While the syrup is heating, start whipping the egg whites using a stand mixer – or falling that, a powerful hand-held mixer. As the syrup reaches 120°C, increasing your mixer’s speed and gently pour the syrup down to the side of the bowl. Quickly squeeze the gelatine sheets and add them to the meringue. Finally mix in the vanilla seeds and extract, and mix until the bowl feels warm but not hot (careful as it gets really hot during the first few minutes).

As the meringue is cooling, get ready for some spatula action. Line a baking tray with baking paper and dust with the enrobing mixture.
When the meringue is thick and glossy – and not too hot, yet still warm (hope you got my point here), stop the mixer and using a spatula gently spread it onto the prepared sheet to a 2cm thick rectangle (if you want bigger marshmallows, just spread it in a thicker layer).
Allow to cool and set at room temperature overnight.

The next day, dust with the enrobing mixture and flip onto another lined baking sheet. Using a sharp knife – which you heat either using a flame or hot water (don’t forget to whip it dry) – cut the marshmallow bark into cubes. Do not hesitate to clean your knife during the process.
Then throw the marshmallow dices into the enrobing mixture and toss around until they’re well coated. Put them in a sieve and gently whirl to get rid of the excess powder.

They’ll keep well in an airtight container for about a week.

pour 30 à 50 chamallows, en fonction de la taille que vous leur donnerez

6 feuilles de gélatine
250g sucre fin
80ml eau
3 blanc d’oeufs
graines de 2 gousses de vanille
une tsp d’extrait naturel de vanille

pour l’ enrobage
50g sucre glace
40g maizena

Faire tremper la gélatine dans de l’eau froide.
Mettre le sucre et l’eau dans une casserole, porter à ébullition puis fare frémir jusqu’à ce que le sirop atteigne 120°C.

Pendant ce temps, commencer à monter les blancs en neige en utilisant un batteur puissant – idéalement, un robot type kitchenaid. Quand le sirop atteint 120°C, le verser sur les blancs en neige en le faisant couler le long des parois du bol.
Egoutter rapidement la gélatine puis l’ajouter à la meringue. Enfin, incorporer les graines et l’extrait de vanille. Continuer à mixer jusqu’à ce que la meringue atteigne 40°C – elle doit être légèrement chaude au toucher, mais pas brûlante (attention, le bol devient très chaud pendant les premières minutes).

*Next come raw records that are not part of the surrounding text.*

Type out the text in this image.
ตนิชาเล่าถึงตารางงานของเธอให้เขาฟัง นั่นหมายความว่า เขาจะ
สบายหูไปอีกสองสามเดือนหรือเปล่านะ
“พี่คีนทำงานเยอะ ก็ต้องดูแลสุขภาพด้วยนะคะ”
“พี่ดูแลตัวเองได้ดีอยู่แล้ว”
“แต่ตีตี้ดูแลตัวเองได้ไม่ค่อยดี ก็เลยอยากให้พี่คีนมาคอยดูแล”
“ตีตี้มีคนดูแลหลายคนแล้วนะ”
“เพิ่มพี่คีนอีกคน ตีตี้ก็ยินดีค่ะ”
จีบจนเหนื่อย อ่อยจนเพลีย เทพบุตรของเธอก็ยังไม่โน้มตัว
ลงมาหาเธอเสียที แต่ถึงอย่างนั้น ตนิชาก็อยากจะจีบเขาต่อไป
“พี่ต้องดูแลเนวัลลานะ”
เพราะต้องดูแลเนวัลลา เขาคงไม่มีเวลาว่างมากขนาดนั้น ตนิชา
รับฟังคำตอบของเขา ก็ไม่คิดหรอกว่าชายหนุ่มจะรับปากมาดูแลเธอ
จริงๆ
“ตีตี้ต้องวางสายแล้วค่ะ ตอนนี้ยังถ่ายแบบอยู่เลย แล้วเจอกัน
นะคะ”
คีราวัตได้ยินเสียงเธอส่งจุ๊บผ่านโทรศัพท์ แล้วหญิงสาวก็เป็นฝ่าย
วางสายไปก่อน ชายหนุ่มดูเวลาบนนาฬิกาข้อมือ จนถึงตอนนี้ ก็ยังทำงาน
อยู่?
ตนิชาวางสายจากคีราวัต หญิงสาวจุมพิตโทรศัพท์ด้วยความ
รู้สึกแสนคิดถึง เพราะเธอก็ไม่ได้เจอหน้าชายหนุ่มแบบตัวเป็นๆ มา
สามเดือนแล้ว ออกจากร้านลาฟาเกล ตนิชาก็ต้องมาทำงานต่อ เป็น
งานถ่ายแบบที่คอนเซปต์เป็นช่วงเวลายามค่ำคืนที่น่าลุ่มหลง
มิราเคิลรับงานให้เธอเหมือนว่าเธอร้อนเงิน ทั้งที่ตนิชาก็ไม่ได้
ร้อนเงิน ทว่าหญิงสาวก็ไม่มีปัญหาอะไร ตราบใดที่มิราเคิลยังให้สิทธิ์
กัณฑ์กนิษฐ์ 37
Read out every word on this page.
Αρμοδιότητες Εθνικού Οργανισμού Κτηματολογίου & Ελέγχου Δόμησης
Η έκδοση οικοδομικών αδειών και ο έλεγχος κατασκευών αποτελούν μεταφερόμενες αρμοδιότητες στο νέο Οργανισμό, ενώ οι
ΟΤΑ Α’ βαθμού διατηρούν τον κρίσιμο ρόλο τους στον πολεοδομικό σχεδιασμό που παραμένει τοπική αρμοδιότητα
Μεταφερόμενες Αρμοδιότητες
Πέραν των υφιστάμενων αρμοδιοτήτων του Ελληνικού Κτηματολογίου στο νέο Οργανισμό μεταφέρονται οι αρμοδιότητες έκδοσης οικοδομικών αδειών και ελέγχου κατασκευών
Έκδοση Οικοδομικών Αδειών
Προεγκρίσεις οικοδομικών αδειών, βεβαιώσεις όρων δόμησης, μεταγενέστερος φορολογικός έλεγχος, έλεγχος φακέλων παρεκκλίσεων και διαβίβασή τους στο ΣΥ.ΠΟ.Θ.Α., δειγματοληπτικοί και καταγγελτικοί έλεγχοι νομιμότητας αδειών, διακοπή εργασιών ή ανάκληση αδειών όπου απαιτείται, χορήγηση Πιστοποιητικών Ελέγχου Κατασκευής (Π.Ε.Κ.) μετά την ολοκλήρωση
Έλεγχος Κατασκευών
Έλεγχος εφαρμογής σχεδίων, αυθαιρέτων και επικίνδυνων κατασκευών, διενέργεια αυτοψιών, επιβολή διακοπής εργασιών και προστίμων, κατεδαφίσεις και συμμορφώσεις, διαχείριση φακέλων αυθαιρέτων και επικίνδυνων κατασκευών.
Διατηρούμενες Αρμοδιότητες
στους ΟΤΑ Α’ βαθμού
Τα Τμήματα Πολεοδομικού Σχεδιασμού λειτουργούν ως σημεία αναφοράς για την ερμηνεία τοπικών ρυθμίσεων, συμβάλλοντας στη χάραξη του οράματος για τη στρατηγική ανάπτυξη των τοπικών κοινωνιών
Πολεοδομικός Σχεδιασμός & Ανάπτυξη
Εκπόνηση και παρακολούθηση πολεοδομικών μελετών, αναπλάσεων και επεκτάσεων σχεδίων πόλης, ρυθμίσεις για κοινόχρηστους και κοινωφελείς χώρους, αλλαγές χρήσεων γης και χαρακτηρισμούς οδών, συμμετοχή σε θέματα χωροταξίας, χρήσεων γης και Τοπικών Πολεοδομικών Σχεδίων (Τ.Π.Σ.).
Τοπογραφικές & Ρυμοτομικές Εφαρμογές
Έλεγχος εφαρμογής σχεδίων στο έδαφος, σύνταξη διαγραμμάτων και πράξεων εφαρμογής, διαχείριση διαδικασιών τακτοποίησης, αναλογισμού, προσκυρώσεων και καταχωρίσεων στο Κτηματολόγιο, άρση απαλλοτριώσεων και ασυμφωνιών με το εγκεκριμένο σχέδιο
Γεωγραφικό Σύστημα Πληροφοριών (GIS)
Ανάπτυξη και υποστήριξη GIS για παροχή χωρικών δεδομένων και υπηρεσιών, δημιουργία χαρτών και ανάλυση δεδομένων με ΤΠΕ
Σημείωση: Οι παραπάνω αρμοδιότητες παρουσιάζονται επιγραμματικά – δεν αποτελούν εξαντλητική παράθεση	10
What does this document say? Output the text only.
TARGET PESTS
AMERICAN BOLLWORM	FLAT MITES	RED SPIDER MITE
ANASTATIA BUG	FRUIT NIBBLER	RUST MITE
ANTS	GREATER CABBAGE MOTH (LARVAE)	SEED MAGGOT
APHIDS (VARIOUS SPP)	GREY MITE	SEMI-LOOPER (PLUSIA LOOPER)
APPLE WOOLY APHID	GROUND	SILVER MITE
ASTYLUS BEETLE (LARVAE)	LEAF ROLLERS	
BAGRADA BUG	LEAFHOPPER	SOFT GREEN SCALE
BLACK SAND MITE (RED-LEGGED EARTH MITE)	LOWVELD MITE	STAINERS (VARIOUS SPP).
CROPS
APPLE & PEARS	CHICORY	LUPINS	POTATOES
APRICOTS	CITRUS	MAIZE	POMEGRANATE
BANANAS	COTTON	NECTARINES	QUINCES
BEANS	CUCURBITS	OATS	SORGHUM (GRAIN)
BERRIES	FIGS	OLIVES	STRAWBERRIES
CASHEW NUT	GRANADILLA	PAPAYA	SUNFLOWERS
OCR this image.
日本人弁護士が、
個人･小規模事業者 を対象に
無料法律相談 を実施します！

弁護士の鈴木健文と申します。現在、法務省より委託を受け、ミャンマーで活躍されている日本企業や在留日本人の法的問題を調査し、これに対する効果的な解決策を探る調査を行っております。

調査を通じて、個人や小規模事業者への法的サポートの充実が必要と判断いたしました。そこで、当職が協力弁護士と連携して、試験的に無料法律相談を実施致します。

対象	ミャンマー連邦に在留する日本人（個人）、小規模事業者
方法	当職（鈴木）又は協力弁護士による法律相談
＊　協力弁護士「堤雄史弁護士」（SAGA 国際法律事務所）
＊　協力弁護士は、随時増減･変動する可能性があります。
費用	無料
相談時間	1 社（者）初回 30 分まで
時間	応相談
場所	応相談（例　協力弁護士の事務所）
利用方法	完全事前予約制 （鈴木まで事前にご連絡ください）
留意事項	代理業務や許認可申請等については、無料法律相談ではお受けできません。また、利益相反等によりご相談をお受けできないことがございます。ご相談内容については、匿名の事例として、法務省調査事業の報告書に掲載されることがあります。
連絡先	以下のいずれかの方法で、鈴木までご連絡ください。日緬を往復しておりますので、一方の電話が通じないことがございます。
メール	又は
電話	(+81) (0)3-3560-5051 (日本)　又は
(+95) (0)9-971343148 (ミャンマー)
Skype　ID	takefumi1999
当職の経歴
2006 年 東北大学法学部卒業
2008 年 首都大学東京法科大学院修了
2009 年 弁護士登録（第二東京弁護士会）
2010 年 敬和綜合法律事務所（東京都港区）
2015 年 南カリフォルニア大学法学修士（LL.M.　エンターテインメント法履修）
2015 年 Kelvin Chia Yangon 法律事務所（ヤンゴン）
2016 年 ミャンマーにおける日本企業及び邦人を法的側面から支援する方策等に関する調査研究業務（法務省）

Alors que la meringue refroidit dans le batteur, préparer une plaque à pâtisserie en la recouvrant de papier cuisson. Puis recouvrir d’un voile de poudre d’enrobage.
Quand la meringue et épaisse et brillante, l’étaler à la spatule sur la plaque précédemment préparée en un rectangle d’une épaisseur de 2cm (plus si vous souhaitez des chamallows plus gros).
Laisser refroidir et prendre à température ambiante pendant une nuit.

Le lendemain, saupoudrer de poudre d’enrobage puis retourner sur une autre plaque recouverte elle aussi de papier cuisson. En utilisant un couteau aiguisé – chauffé à la flamme ou à l’eau chaude (puis essuyé), couper la plaque de chamallow en petits cubes. Ne pas hésiter à nettoyer la lame de temps à autre.

Jeter ensuite les cubes de chamallows dans la poudre d’enrobage et mélanger afin de les recouvrir. Puis passer au chinois afin d’éliminer l’excès de poudre.

Ces chamallows se gardent bien – conservés dans une boite hermétique – pendant une semaine.